Avoiding a Digital Dark Age
Data longevity depends on both the storage medium and the ability to decipher the information
In the 1960s, NASA launched Lunar Orbiter 1, which took breathtaking, famous photographs of the Earth juxtaposed with the Moon. In their rush to get astronauts to the Moon, NASA engineers created a mountain of magnetic tapes containing these important digital images and other space-mission-related data. However, only a specific, rare model of tape drive made for the U.S. military could read these tapes, and at the time (the 1970s to 1980s), NASA had no interest in keeping even one compatible drive in good repair. A heroic NASA archivist kept several donated broken tape drives in her garage for two decades until she was able to gain enough public interest to find experts to repair the drives and help her recover these images.
Contrast this with the opposite problem of the analog Phaistos Disk (above right), which was created some 3,500 years ago and is still in excellent physical condition. All of the data it stores (about 1,300 bits) have been preserved and are easily visible to the human eye. However, this disk shares one unfortunate characteristic with my set of 20-year-old floppy disks: No one can decipher the data on either one. The language in which the Phaistos disk was written has long since been forgotten, just like the software to read my floppies is equally irretrievable.
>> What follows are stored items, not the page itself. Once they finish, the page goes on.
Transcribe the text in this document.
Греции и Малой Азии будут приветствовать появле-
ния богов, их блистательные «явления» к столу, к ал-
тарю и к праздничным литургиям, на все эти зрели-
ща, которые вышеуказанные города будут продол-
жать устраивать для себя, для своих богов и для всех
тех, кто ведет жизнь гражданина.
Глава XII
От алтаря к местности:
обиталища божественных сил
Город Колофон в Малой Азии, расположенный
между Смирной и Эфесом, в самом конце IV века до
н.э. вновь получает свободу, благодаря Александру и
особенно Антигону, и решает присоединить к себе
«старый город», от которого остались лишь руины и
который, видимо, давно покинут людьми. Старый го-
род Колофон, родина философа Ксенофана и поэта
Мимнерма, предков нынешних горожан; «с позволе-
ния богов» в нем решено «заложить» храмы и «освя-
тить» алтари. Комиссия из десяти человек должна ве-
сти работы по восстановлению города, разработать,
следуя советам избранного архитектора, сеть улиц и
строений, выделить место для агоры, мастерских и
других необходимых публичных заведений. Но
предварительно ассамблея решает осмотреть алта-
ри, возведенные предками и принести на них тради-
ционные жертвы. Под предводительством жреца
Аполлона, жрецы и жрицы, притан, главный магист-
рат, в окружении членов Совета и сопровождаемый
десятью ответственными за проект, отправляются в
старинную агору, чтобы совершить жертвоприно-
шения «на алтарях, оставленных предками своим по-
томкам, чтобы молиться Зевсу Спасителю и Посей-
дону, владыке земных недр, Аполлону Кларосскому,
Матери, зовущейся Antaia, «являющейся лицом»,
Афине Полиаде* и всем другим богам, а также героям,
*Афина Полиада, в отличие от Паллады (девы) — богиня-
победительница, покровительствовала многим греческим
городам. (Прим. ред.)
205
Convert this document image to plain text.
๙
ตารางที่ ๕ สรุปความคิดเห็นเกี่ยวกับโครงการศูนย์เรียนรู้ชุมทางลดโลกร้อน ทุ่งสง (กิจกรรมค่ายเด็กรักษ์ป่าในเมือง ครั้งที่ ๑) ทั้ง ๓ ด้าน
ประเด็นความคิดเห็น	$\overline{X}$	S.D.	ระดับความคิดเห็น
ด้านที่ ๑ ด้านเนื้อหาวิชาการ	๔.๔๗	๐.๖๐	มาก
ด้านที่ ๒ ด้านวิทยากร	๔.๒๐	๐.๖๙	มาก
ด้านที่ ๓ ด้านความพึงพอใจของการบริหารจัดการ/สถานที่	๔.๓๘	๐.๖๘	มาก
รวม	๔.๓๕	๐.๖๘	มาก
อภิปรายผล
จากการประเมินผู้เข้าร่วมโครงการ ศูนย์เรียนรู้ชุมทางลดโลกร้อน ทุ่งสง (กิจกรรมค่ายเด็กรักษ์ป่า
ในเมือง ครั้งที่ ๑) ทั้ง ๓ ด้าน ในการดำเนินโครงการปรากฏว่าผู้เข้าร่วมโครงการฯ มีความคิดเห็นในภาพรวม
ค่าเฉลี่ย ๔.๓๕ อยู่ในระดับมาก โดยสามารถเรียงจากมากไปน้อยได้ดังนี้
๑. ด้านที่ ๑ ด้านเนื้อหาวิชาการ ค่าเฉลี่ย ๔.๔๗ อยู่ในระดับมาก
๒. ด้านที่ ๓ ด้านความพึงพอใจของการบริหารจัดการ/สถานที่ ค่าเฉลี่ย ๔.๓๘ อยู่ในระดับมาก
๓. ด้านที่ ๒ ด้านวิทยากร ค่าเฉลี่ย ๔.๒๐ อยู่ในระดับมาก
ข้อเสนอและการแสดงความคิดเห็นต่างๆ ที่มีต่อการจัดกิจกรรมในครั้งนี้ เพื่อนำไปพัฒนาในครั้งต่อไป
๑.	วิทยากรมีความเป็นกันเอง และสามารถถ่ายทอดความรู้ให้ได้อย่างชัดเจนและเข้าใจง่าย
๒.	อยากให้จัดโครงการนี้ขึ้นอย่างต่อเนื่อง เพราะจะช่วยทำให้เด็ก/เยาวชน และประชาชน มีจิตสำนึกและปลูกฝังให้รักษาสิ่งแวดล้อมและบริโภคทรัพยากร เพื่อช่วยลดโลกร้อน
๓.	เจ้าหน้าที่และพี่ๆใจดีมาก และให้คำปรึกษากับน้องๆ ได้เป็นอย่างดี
These two examples demonstrate digital data preservation’s other challenge—comprehensibility. In order to survive, digital data must be understandable by both the machine reading them and the software interpreting them. Luckily, the short lifetime of digital media has forced us to gain some experience in solving this problem—the silver lining of the dark clouds of a looming potential digital dark age. There are at least two effective approaches: choosing data representation technologies wisely and creating mechanisms to reach backward in time from the future.